Thursday, November 22, 2012

Thanksgiving Memories

Thanksgiving Day has always had a certain appeal for me. I was born the day after Thanksgiving on November 25, 1955. My mother went into labor on Thanksgiving Day and she said I spoiled her Turkey dinner! But I was born a happy little bundle the next day and she was thankful.

As I was growing up, Thanksgiving Day usually meant that my birthday was near–and even some years my birthday is on Thanksgiving Day and I can pretend all the nation is giving thanks for my birth!

As a child of school age in the early 1960's, I went to public school (my family was Methodist at the time) and I received what I remember was a very good education. There seemed to be a lot of civic lessons presenting a very idealized view of American history. We had a lot of art projects in honor with the holidays.

So at Thanksgiving we were told about the Pilgrims and how they came to America seeking freedom. They sailed on the Mayflower and landed on Plymouth Rock. Their first winter was harsh and many died, but in the autumn of 1621, the Pilgrims and the Indians had a thanksgiving feast together. My imagination was filled with images like these surrounding Thanksgiving:

At the time we also really celebrated autumn and drew or colored trees changing in color (not very evident in Jacksonville, Florida). I was trying to google some examples of the construction paper turkeys we also made in school and had forgotten about the "hand turkeys" we would make in the early grades. Here’s a typical example of the favored genre:

 
I barely remember what happened 49 years ago on this day, November 22, 1963: the assassination of President John F. Kennedy. I was 8 years old and I only remember that there was a great disturbance at school and the older children seemed very distressed. I learned only much later that little John ("John John") Kennedy, Jr. had his birthday 2 days later, which is also November 25.


And another famous birthday on November 25 was that of Pope John XXIII:

How delighted I was when I became a Catholic in College to discover this. The Council that Pope John convened in 1962, the Second Vatican Council, is being celebrated on its 50th Anniversary in this Year of Faith. I don’t think I would have become a Catholic years later if there had been no change in the Catholic Church. Just the fact of Mass in Latin would have seemed too foreign to me. I have written some reminiscences about this in a prior blog entry ("In Gratitude for the Second Vatican Council" Here).
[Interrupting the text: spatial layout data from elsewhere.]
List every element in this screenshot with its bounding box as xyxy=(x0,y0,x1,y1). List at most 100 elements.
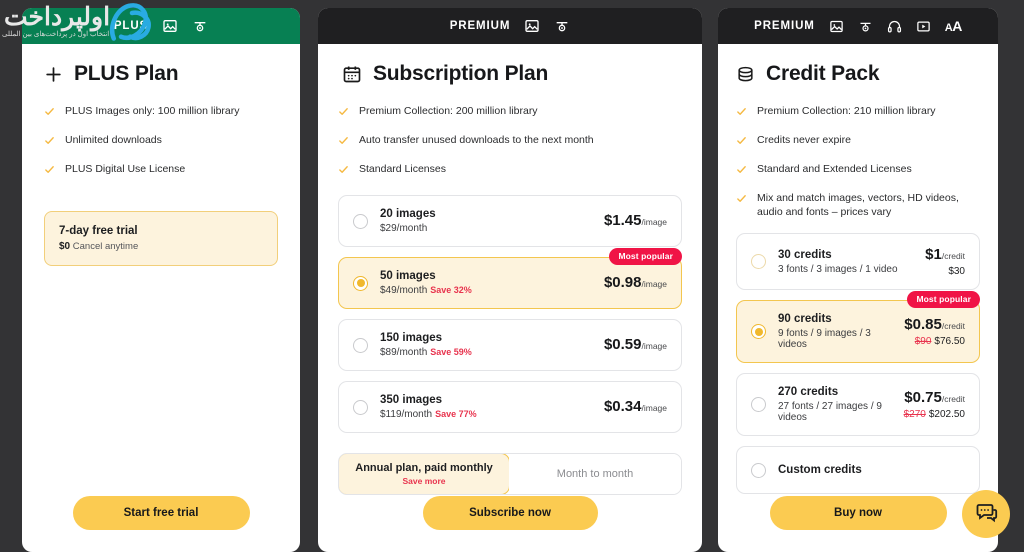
price-unit: /image xyxy=(641,341,667,351)
chat-icon xyxy=(974,501,998,528)
price-total-row: $90 $76.50 xyxy=(904,336,965,347)
option-info: 350 images $119/month Save 77% xyxy=(380,394,592,420)
feature-label: Unlimited downloads xyxy=(65,134,162,146)
check-icon xyxy=(338,134,349,150)
price-amount: $0.98 xyxy=(603,274,642,291)
radio-button[interactable] xyxy=(353,213,368,229)
radio-button[interactable] xyxy=(353,337,368,353)
option-price: $0.34/image xyxy=(604,398,667,416)
option-sub: $49/month Save 32% xyxy=(380,285,592,296)
check-icon xyxy=(44,134,55,150)
option-row[interactable]: 30 credits 3 fonts / 3 images / 1 video … xyxy=(736,233,980,291)
header-label: PREMIUM xyxy=(754,20,815,32)
toggle-month-to-month[interactable]: Month to month xyxy=(509,454,681,494)
feature-item: Standard Licenses xyxy=(338,162,682,179)
subscribe-now-button[interactable]: Subscribe now xyxy=(422,496,598,530)
radio-button[interactable] xyxy=(751,324,766,340)
price-amount: $0.59 xyxy=(603,336,642,353)
option-save: Save 59% xyxy=(430,347,472,357)
check-icon xyxy=(736,163,747,179)
option-sub: 3 fonts / 3 images / 1 video xyxy=(778,263,898,275)
radio-button[interactable] xyxy=(751,397,766,413)
feature-item: Auto transfer unused downloads to the ne… xyxy=(338,133,682,150)
feature-item: Credits never expire xyxy=(736,133,980,150)
option-row[interactable]: 350 images $119/month Save 77% $0.34/imag… xyxy=(338,381,682,433)
option-save: Save 32% xyxy=(430,285,472,295)
check-icon xyxy=(736,192,747,208)
price-total-row: $30 xyxy=(925,266,965,277)
toggle-annual-plan[interactable]: Annual plan, paid monthly Save more xyxy=(339,454,510,494)
image-icon xyxy=(524,18,540,34)
feature-item: Standard and Extended Licenses xyxy=(736,162,980,179)
plan-title-subscription: Subscription Plan xyxy=(342,62,682,86)
radio-button[interactable] xyxy=(353,275,368,291)
feature-list-subscription: Premium Collection: 200 million library … xyxy=(338,104,682,179)
option-sub: $29/month xyxy=(380,223,592,234)
check-icon xyxy=(338,163,349,179)
feature-item: Premium Collection: 210 million library xyxy=(736,104,980,121)
option-price: $0.98/image xyxy=(604,274,667,292)
start-free-trial-button[interactable]: Start free trial xyxy=(72,496,250,530)
option-info: 50 images $49/month Save 32% xyxy=(380,270,592,296)
header-label: PLUS xyxy=(113,20,149,32)
header-label: PREMIUM xyxy=(449,20,511,32)
check-icon xyxy=(736,134,747,150)
vector-icon xyxy=(554,18,570,34)
status-badge: Most popular xyxy=(907,291,980,309)
option-row[interactable]: Most popular 50 images $49/month Save 32%… xyxy=(338,248,682,309)
option-monthly-price: $49/month xyxy=(380,285,428,296)
radio-button[interactable] xyxy=(751,254,766,270)
trial-price: $0 xyxy=(59,241,71,252)
feature-list-plus: PLUS Images only: 100 million library Un… xyxy=(44,104,278,179)
price-unit: /credit xyxy=(941,321,965,332)
option-sub: 9 fonts / 9 images / 3 videos xyxy=(778,328,871,351)
plus-icon xyxy=(44,65,63,84)
image-icon xyxy=(829,19,844,34)
option-sub: $89/month Save 59% xyxy=(380,347,592,358)
price-unit: /image xyxy=(641,403,667,413)
feature-item: Unlimited downloads xyxy=(44,133,278,150)
price-strikethrough: $90 xyxy=(914,336,932,348)
option-name: 150 images xyxy=(380,332,443,344)
feature-item: Premium Collection: 200 million library xyxy=(338,104,682,121)
price-total-row: $270 $202.50 xyxy=(904,409,965,420)
cta-wrap-subscription: Subscribe now xyxy=(338,496,682,552)
price-unit: /credit xyxy=(941,394,965,405)
subscription-options: 20 images $29/month $1.45/image Most pop… xyxy=(338,195,682,433)
option-row[interactable]: 20 images $29/month $1.45/image xyxy=(338,195,682,247)
radio-button[interactable] xyxy=(751,462,766,478)
feature-item: PLUS Digital Use License xyxy=(44,162,278,179)
option-row[interactable]: 150 images $89/month Save 59% $0.59/image xyxy=(338,319,682,371)
feature-item: Mix and match images, vectors, HD videos… xyxy=(736,191,980,219)
option-row[interactable]: 270 credits 27 fonts / 27 images / 9 vid… xyxy=(736,373,980,437)
toggle-save-label: Save more xyxy=(402,476,446,486)
option-info: 150 images $89/month Save 59% xyxy=(380,332,592,358)
price-unit: /credit xyxy=(941,251,965,262)
check-icon xyxy=(736,105,747,121)
feature-label: Credits never expire xyxy=(757,134,851,146)
card-header-credit: PREMIUM AA xyxy=(718,8,998,44)
vector-icon xyxy=(192,18,208,34)
chat-support-button[interactable] xyxy=(962,490,1010,538)
font-icon: AA xyxy=(944,18,963,34)
coins-icon xyxy=(736,65,755,84)
price-total: $76.50 xyxy=(934,336,965,348)
price-unit: /image xyxy=(641,217,667,227)
option-save: Save 77% xyxy=(435,409,477,419)
check-icon xyxy=(44,105,55,121)
trial-note: $0 Cancel anytime xyxy=(59,241,263,252)
page-title: PLUS Plan xyxy=(74,62,179,85)
price-amount: $1 xyxy=(925,246,942,264)
radio-button[interactable] xyxy=(353,399,368,415)
option-row[interactable]: Most popular 90 credits 9 fonts / 9 imag… xyxy=(736,291,980,364)
feature-label: Premium Collection: 200 million library xyxy=(359,105,538,117)
audio-icon xyxy=(887,19,902,34)
page-title: Subscription Plan xyxy=(373,62,549,85)
toggle-label: Month to month xyxy=(556,468,634,480)
card-body-plus: PLUS Plan PLUS Images only: 100 million … xyxy=(22,44,300,552)
option-price: $1.45/image xyxy=(604,212,667,230)
price-amount: $0.34 xyxy=(603,398,642,415)
vector-icon xyxy=(858,19,873,34)
option-row[interactable]: Custom credits xyxy=(736,446,980,495)
buy-now-button[interactable]: Buy now xyxy=(769,496,947,530)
So I’m getting a haircut yesterday from my barber of many years. He’s a kind of nonconformist Baptist. As I waited my turn he announced that the First Thanksgiving was actually in St. Augustine, Florida. I was surprised that he knew this, but he cuts a number of priests’ hair.

Yes, indeed, the actual First Thanksgiving was in 1565 by the Spanish at St. Augustine. A Mass was celebrated (recall the Eucharist means Thanksgiving in Greek, the original language of most of the early Church). They even had a meal afterward with the native population, the "Indians."
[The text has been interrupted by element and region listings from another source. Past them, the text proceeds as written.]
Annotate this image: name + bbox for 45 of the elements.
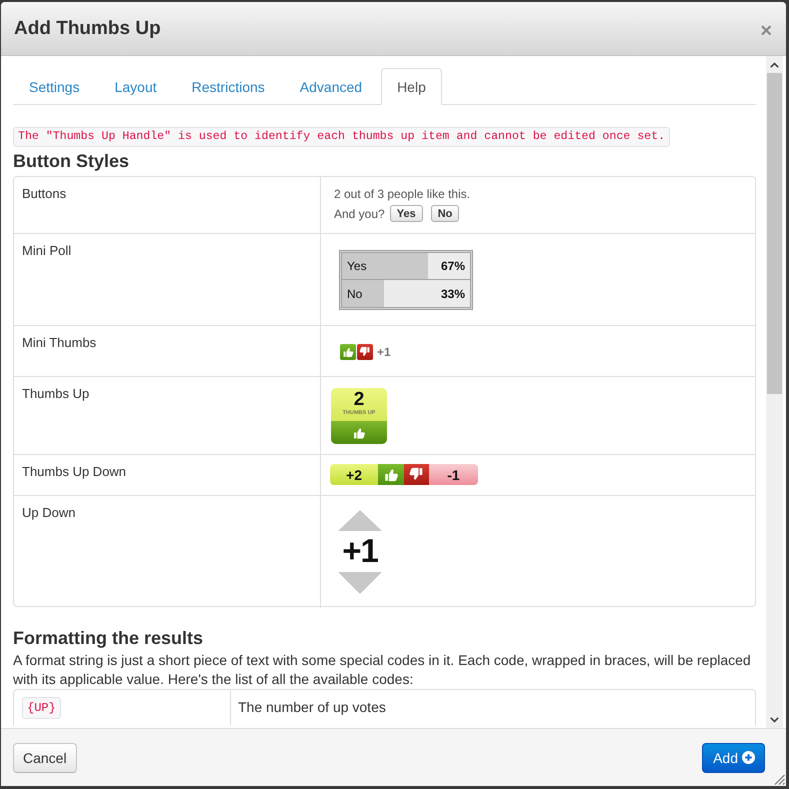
thumbs-down-icon[interactable]: [357, 344, 373, 360]
poll-percent: 67%: [440, 259, 465, 273]
style-name: Buttons: [22, 185, 66, 203]
section-heading: Formatting the results: [13, 627, 204, 650]
scrollbar-thumb[interactable]: [767, 73, 782, 394]
tab[interactable]: Layout: [98, 68, 173, 105]
tab[interactable]: Help: [381, 68, 442, 105]
code-description: The number of up votes: [238, 699, 386, 715]
style-name: Up Down: [22, 504, 76, 522]
handle-notice: The "Thumbs Up Handle" is used to identify each thumbs up item and cannot be edited once set.: [13, 127, 670, 147]
vote-button[interactable]: Yes: [390, 205, 423, 222]
thumbs-up-icon[interactable]: [340, 344, 356, 360]
plus-circle-icon: [742, 751, 755, 764]
intro-paragraph: A format string is just a short piece of text with some special codes in it. Each code, wrapped in braces, will be replaced with its applicable value. Here's the list of all the available codes:: [13, 651, 752, 689]
tab[interactable]: Advanced: [284, 68, 378, 105]
tab[interactable]: Restrictions: [176, 68, 281, 105]
thumbs-up-icon[interactable]: [378, 464, 404, 485]
vote-score: +1: [377, 344, 391, 360]
poll-percent: 33%: [440, 286, 465, 300]
vote-score: +1: [342, 532, 378, 570]
add-button[interactable]: Add: [702, 742, 765, 772]
style-name: Mini Poll: [22, 242, 72, 260]
thumbs-down-icon[interactable]: [404, 464, 429, 485]
poll-bar[interactable]: Yes 67%: [341, 252, 471, 280]
vote-button[interactable]: No: [430, 205, 460, 222]
section-heading: Button Styles: [13, 150, 130, 173]
cancel-button[interactable]: Cancel: [13, 742, 77, 772]
thumbs-up-button[interactable]: [331, 421, 387, 444]
style-name: Thumbs Up: [22, 385, 90, 403]
vote-count: 2: [354, 390, 364, 410]
code-snippet: {UP}: [22, 697, 61, 719]
chevron-down-icon[interactable]: [770, 716, 779, 722]
chevron-up-icon[interactable]: [770, 62, 779, 68]
tab[interactable]: Settings: [13, 68, 96, 105]
poll-option-label: No: [347, 286, 362, 300]
resize-grip-icon[interactable]: [774, 774, 785, 785]
style-name: Thumbs Up Down: [22, 463, 126, 481]
upvote-score: +2: [330, 464, 378, 485]
downvote-score: -1: [429, 464, 478, 485]
likes-summary: 2 out of 3 people like this.: [334, 187, 470, 201]
poll-option-label: Yes: [347, 259, 367, 273]
vote-prompt: And you?: [334, 206, 385, 220]
dialog-title: Add Thumbs Up: [14, 18, 161, 40]
style-name: Mini Thumbs: [22, 334, 96, 352]
poll-bar[interactable]: No 33%: [341, 280, 471, 308]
Here is a news article summing up the event:

"ST. AUGUSTINE, Fla. -- Forget the turkey, the silly Pilgrim hats and the buckles.
Forget Plymouth Rock and 1621.

If you want to know about the real first Thanksgiving on American soil, travel 1,200 miles south and more than 50 years earlier to a grassy spot on the Matanzas River in North Florida.
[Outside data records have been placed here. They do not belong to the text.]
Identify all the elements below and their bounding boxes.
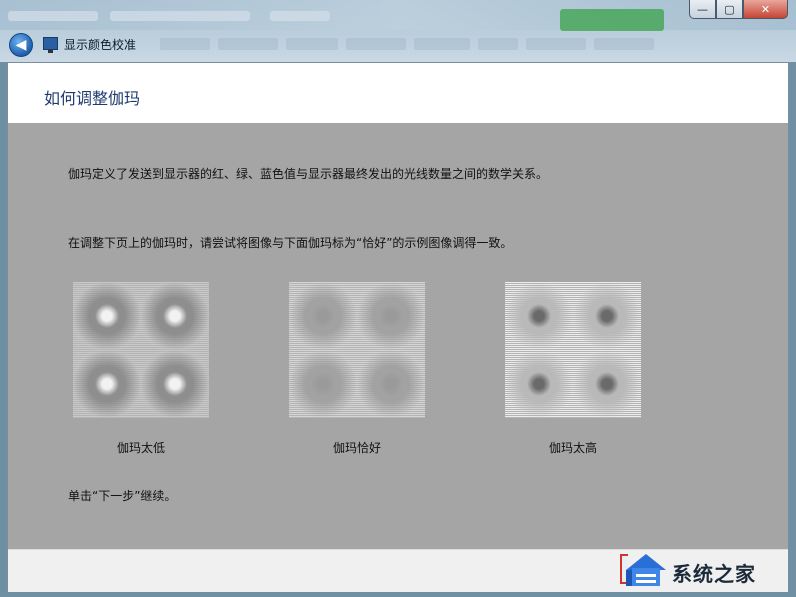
gamma-just-right-label: 伽玛恰好 (332, 441, 381, 455)
window-chrome: — ▢ ✕ ◀ 显示颜色校准 (0, 0, 796, 62)
content-panel: 伽玛定义了发送到显示器的红、绿、蓝色值与显示器最终发出的光线数量之间的数学关系。… (8, 123, 788, 549)
close-icon: ✕ (760, 2, 771, 16)
gamma-too-high-label: 伽玛太高 (548, 441, 597, 455)
gamma-too-low-image (73, 282, 209, 418)
monitor-icon (43, 37, 58, 53)
background-button-blur (560, 9, 664, 31)
gamma-instruction: 在调整下页上的伽玛时，请尝试将图像与下面伽玛标为“恰好”的示例图像调得一致。 (68, 236, 513, 250)
house-logo-icon (626, 554, 666, 586)
background-toolbar-blur (160, 38, 796, 54)
close-button[interactable]: ✕ (743, 0, 788, 19)
window-title: 显示颜色校准 (64, 38, 137, 52)
minimize-button[interactable]: — (689, 0, 716, 19)
background-blur (0, 0, 796, 30)
watermark-text: 系统之家 (672, 562, 756, 586)
caption-buttons: — ▢ ✕ (689, 0, 788, 20)
maximize-icon: ▢ (724, 2, 735, 16)
back-arrow-icon: ◀ (15, 37, 27, 53)
wizard-client-area: 如何调整伽玛 伽玛定义了发送到显示器的红、绿、蓝色值与显示器最终发出的光线数量之… (7, 62, 789, 592)
page-title: 如何调整伽玛 (44, 89, 141, 108)
gamma-just-right-image (289, 282, 425, 418)
minimize-icon: — (697, 2, 708, 16)
gamma-too-low-label: 伽玛太低 (116, 441, 165, 455)
back-button[interactable]: ◀ (9, 33, 33, 57)
wizard-header: 如何调整伽玛 (8, 63, 788, 123)
continue-hint: 单击“下一步”继续。 (68, 489, 177, 503)
gamma-description: 伽玛定义了发送到显示器的红、绿、蓝色值与显示器最终发出的光线数量之间的数学关系。 (68, 167, 549, 181)
gamma-too-high-image (505, 282, 641, 418)
maximize-button[interactable]: ▢ (716, 0, 743, 19)
watermark-logo: 系统之家 (622, 550, 796, 594)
This is where Spanish Admiral Pedro Menendez de Aviles came ashore on Sept. 8, 1565. This is where he, 500 soldiers, 200 sailors, 100 civilian families and artisans, and the Timucuan Indians who occupied the village of Seloy gathered at a makeshift altar and said the first Christian Mass. And afterward, this is where they held the first Thanksgiving feast.

The Timucuans brought oysters and giant clams. The Spaniards carried from their ships garbanzo beans, olive oil, bread, pork and wine."
So here is a new image for our "Thanksgiving collective memory":

First Thanksgiving Mass 1565. Mural in the Cathedral of St. Augustine, FLorida
 
I wonder though what it would look like if back in second grade I had to make some craft project, not of turkeys, but of clams and oysters!